A DESIGN FOR LIFE: VITALE BARBERIS CANONICO

世界で最も紳士を生む服地

photography luke carby
text yuko fujita

VBCのショールームのひとつ上の階がA.カラチェニのサルトリア。チャコールグレイとネイビーの服地が壮観に並ぶなか、色彩の豊かなVBCの服地が並ぶコーナーがある。イタリア サルトリア界の頂点のひとつとされているA.カラチェニにこれほどまでに高く評価されているのは、服地メーカーにとってこれ以上ない名誉なことである。
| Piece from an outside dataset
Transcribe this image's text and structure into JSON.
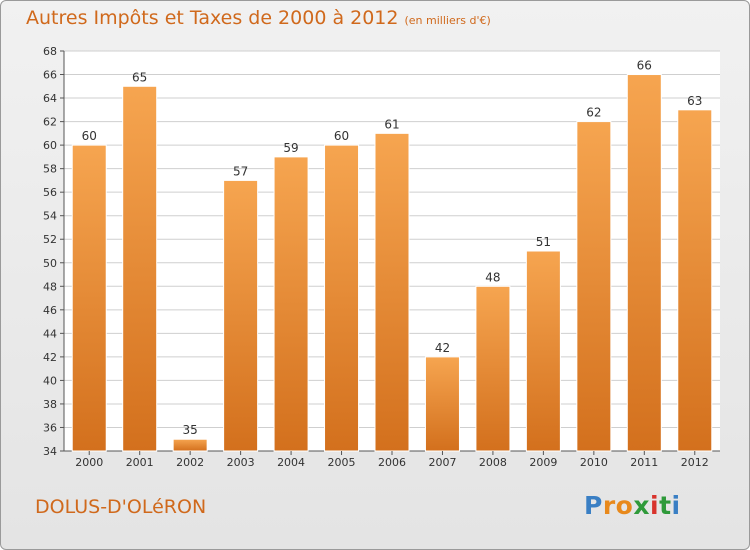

「VBCの服地は経緯双糸でハリとコシがあって手触りが大変よく、とても長持ちします。手縫い工程が多いサルトリアでの仕事にとても適しています。これが既製服向けのデリケートな服地になると縫っているうちによれてしまいます。サルトが扱いやすい服地を、フランチェスコさんは大変よく理解してくれている。そこがVBCの強みです」

 カラチェニで圧倒的人気なのは、モヘア混、フランネル、21マイクロンの4プライウーステッド(通常より太く硬い原毛を使用)の3服地。ちなみにこれら3つはカラチェニに限らず、世界中のテーラーからも評価が高い。VBCの高品質を世界に知らしめた3本柱である。

 古くからのカラチェニの顧客は、昼はチャコールグレイ、夜はネイビーのスーツがお決まりだ。服地棚にはダークカラーの英国服地がぎっしり並んでいるが、VBCの服地が並んだ一角だけは“色”がある。VBCの服地には、質の高さに加えて若い世代を惹きつける華がある。カラチェニの新たな未来を切り拓く、親善大使のような存在なのだ。